Ces lycées, qui représentent une fraction des 4300 que compte le pays, sont majoritairement des établissements privés. Du côté des filières générale et technologique, ce sont cinq cents lycées qui ont réalisé l’exploit, dont une écrasante majorité relève de l’enseignement privé. Parmi les soixante-sept lycées publics ayant atteint cette perfection, on retrouve une dizaine d’établissements parisiens renommés.
La performance est peut-être encore plus significative dans la voie professionnelle, où environ une centaine de lycées ont également affiché un sans-faute. Ce résultat est d’autant plus notable que le taux de réussite national pour le baccalauréat professionnel s’est établi à 83,4 % cette année.
Cette réussite à l’unanimité n’est pas toujours une surprise. Pour certains établissements, ce score de 100 % correspond précisément aux résultats que le ministère de l’Éducation nationale avait anticipés, en fonction du profil sociologique de leurs élèves et de leurs équipes pédagogiques. Le ministère évalue en effet, pour chaque lycée, un taux de réussite « attendu », qui sert de référence.
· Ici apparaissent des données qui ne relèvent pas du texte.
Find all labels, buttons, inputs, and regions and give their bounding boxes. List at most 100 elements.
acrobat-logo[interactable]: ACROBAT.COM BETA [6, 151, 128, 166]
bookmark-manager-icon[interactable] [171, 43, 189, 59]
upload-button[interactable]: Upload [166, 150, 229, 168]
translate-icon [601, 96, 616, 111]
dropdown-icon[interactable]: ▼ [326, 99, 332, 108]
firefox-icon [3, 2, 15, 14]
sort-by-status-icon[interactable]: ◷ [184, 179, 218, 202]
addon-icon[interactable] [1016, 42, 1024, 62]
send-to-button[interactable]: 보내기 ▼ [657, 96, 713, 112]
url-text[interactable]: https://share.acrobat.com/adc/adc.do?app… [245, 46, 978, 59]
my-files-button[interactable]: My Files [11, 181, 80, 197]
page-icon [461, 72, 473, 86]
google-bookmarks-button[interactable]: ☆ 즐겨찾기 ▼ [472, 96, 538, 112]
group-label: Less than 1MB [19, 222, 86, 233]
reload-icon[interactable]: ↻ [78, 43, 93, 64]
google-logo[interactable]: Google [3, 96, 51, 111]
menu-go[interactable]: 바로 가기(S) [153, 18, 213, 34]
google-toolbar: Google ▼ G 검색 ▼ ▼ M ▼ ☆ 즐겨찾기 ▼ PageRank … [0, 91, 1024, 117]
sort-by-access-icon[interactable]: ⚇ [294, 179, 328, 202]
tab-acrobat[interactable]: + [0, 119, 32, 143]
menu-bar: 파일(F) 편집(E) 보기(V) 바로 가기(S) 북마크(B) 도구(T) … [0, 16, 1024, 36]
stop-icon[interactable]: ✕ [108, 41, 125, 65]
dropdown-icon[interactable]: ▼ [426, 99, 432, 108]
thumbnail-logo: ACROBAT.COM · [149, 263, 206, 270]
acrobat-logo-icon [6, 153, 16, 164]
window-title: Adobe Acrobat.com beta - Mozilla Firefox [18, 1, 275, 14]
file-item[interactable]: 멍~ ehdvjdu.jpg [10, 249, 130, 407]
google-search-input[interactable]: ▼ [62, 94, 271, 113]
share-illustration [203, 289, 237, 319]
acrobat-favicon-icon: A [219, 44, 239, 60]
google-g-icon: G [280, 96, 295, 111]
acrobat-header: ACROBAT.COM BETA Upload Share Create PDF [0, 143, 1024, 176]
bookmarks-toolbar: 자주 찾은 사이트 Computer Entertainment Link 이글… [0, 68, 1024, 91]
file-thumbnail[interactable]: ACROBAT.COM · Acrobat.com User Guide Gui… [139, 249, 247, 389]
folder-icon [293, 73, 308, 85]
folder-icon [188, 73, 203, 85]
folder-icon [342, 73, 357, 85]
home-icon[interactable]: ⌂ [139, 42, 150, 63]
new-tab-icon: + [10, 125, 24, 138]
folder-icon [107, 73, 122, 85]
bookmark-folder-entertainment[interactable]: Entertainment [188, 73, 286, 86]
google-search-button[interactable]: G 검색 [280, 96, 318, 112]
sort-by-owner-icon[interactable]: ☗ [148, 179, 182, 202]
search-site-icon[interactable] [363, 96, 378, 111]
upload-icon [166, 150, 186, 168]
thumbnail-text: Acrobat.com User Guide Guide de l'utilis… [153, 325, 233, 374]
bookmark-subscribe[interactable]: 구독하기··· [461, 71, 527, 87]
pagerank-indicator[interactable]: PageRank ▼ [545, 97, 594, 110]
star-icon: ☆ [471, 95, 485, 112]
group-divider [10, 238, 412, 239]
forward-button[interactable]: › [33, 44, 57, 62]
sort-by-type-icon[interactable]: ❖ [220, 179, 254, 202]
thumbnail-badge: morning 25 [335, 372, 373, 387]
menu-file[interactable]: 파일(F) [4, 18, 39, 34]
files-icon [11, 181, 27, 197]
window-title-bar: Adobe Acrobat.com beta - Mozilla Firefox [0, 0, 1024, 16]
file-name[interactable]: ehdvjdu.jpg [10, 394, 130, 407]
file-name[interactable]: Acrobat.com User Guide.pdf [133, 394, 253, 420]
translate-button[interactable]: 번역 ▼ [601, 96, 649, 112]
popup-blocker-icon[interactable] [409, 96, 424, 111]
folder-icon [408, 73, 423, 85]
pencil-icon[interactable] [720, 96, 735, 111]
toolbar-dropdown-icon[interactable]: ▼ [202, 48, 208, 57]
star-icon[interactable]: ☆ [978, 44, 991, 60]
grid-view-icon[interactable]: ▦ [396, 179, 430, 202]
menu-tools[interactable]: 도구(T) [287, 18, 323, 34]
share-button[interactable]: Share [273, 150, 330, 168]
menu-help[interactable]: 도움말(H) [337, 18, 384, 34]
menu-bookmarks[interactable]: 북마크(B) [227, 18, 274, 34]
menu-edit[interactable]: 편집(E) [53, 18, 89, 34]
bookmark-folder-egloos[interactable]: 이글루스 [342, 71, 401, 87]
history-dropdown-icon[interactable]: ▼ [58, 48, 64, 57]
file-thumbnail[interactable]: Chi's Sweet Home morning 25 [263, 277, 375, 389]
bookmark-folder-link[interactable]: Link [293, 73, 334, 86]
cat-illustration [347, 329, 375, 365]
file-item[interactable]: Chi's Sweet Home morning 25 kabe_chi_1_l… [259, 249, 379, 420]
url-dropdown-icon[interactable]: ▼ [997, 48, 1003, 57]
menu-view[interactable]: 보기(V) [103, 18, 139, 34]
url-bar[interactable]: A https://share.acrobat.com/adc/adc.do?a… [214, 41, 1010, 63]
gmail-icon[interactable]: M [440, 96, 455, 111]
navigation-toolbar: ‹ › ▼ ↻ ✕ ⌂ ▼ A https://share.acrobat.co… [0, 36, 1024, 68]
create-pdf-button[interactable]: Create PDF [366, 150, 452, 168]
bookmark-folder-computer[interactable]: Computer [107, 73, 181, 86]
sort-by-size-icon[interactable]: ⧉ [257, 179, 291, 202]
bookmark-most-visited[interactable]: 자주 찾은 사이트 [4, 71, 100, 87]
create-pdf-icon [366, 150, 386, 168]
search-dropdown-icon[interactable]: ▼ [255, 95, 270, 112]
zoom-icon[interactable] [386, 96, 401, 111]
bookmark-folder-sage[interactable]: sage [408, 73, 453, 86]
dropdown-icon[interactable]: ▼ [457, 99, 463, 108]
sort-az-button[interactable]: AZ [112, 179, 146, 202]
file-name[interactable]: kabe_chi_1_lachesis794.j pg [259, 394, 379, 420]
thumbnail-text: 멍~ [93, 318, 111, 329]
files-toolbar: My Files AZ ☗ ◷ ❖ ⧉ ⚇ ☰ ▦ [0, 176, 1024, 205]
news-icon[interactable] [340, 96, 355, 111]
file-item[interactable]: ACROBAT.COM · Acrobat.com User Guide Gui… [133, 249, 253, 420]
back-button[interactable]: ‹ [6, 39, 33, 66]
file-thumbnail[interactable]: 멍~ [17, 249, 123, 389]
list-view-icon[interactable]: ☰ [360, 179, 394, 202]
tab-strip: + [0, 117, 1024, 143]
Au-delà du simple taux de réussite, les autorités scolaires calculent également une « valeur ajoutée ». Cet indicateur compare les résultats effectifs d’un établissement à ceux qui étaient escomptés, permettant ainsi de mesurer sa capacité à faire progresser ses élèves. Un établissement peut ainsi obtenir une valeur ajoutée positive, neutre ou négative. Cet outil vise notamment à évaluer l’accompagnement des élèves de la seconde jusqu’à l’obtention du diplôme, mettant en lumière les lycées qui parviennent à mener le plus grand nombre d’élèves jusqu’au baccalauréat, avec le moins de « tri » en cours de route.
Dans certains cas, cette comparaison n’est pas possible, notamment pour les lycées trop récents ou sans équivalent proche, ce qui explique que la valeur ajoutée puisse être indiquée comme « non disponible ». Ces données, rendues publiques ce printemps, offrent ainsi un panorama nuancé de l’excellence scolaire en France.